The rule of the most recent Shah of Iran was marked by an ongoing decline in the support of the working class and religious leaders of the Shi’a sect of Islam. He also entered into conflicts with the merchant class, banned most opposition political parties and meetings, and used his secret police, SAVAK, to crush dissent across Iranian society. But it was Shi’a clerics who opposed the support of the United States and the United Kingdom of the Shah who stirred up much of the opposition to the Shah’s regime, including his allowing women to vote. As more and more dissidents protested against the Shah and the perceived westernization of the country SAVAK arrested and imprisoned hundreds. By 1978 more than 2,000 political prisoners were being held in its jails. That number increased quickly as Iran descended into a full-blown revolution and Pahlavi and his family fled from Iran in January 1979. The monarchy was abolished following the departure of the Shah, though his legacy in Iran still affects US – Iran relations four decades later, with much of the hatred for the Shah transferred to the United States.

These 30 Rulers in History Were Hated by All
Images, statues, and monuments honoring Francisco Franco have been removed from Spanish society and culture as the atrocities of his reign have been exposed. Wikimedia

29. Francisco Franco ruled by oppression and the use of propaganda

For nearly four decades the schoolchildren in Franco’s Spain were taught the Generalissimo had been sent by a Divine Providence to save the nation from anarchy and atheism. As adults, they were reminded of this through the use of propaganda posters and broadcasts. Those who found room for disagreement were repressed through prisons and firing squads, and hundreds of thousands died over the course of his fascist regime. As his rule lengthened it also softened in some respects, but since his death in 1975 memorials to his regime have been gradually taken down. Franco had his name assigned to numerous streets, government buildings, and other edifices. Beginning in 2007 referral to the Franco regime on such structures has been banned by the Spanish government. In many instances, they have been replaced with memorials to Franco’s many victims. By 2008 the last statue of Franco extant in Spain was removed.
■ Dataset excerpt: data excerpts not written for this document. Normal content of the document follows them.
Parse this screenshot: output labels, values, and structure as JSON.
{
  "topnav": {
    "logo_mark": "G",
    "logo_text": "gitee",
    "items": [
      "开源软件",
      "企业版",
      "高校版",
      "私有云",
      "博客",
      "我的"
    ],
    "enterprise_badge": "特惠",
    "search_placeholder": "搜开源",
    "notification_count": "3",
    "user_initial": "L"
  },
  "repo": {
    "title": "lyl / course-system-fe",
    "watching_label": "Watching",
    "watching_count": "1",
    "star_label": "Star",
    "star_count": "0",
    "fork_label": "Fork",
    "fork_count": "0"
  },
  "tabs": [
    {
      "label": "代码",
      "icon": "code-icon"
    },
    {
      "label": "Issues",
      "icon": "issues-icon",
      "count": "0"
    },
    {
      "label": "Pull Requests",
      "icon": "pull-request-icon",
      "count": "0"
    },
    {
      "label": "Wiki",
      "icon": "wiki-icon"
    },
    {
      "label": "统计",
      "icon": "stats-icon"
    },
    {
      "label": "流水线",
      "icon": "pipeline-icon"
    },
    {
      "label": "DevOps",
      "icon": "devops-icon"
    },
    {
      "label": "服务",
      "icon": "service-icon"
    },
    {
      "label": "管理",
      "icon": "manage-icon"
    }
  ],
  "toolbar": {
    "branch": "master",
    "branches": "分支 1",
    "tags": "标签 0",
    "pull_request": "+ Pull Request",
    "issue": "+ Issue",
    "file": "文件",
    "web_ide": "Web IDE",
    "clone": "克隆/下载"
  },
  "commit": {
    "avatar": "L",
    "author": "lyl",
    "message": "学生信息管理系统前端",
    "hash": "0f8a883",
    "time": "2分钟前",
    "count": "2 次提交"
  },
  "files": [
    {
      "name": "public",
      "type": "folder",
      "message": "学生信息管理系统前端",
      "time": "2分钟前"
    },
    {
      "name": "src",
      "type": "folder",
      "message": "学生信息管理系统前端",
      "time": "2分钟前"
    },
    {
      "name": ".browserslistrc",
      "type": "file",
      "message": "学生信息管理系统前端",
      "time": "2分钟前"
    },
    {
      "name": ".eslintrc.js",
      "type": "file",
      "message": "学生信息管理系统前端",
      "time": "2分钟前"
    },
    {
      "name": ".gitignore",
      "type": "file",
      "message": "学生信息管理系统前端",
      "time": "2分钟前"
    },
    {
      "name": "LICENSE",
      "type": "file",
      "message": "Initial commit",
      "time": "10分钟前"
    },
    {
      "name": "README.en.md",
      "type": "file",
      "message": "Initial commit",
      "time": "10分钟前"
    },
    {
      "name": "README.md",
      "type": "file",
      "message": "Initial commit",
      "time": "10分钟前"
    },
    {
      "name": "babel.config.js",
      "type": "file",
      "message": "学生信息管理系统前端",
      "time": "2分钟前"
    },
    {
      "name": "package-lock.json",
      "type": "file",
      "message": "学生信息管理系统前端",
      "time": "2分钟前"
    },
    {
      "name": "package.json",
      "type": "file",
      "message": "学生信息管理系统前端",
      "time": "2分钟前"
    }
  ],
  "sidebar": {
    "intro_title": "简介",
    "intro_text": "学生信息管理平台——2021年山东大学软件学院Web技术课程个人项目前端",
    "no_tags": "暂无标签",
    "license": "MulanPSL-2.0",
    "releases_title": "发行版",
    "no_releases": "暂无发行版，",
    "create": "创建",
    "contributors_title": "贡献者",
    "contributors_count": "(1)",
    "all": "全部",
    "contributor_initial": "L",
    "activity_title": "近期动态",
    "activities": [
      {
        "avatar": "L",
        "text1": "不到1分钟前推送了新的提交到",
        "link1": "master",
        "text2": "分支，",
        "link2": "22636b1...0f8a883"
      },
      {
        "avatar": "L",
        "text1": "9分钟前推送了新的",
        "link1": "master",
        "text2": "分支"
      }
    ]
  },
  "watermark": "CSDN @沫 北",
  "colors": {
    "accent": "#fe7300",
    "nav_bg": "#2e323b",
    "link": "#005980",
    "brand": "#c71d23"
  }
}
These 30 Rulers in History Were Hated by All
Vidkun Quisling chose to betray his people and country in order to retain his rule over them as a puppet of the Nazis. Wikimedia

30. Vidkun Quisling’s last name became synonymous with betrayal

Vidkun Quisling was the prime minister of the Norwegian puppet government established after the German occupation of Norway during the Second World War. Though Quisling held little power independent of the Nazis he required little supervision carrying out German policies and programs. Quisling was a whole-hearted supporter of the Nazis, forcing the Norwegian security apparatus to support the Final Solution. Quisling supported the forced exile of Norway’s Jews, helped raise volunteers from Norway to serve in the SS, and created a single-party state in Norway. Over the course of the war, he made several trips to visit Hitler, hoping to secure independence for Norway from German control, with his country aligned as a German ally. After the war, the hated Quisling was tried, convicted, and executed for his actions during the coup which brought him to power and other crimes. Today the word quisling signifies a collaborator or traitor in several countries, in several languages.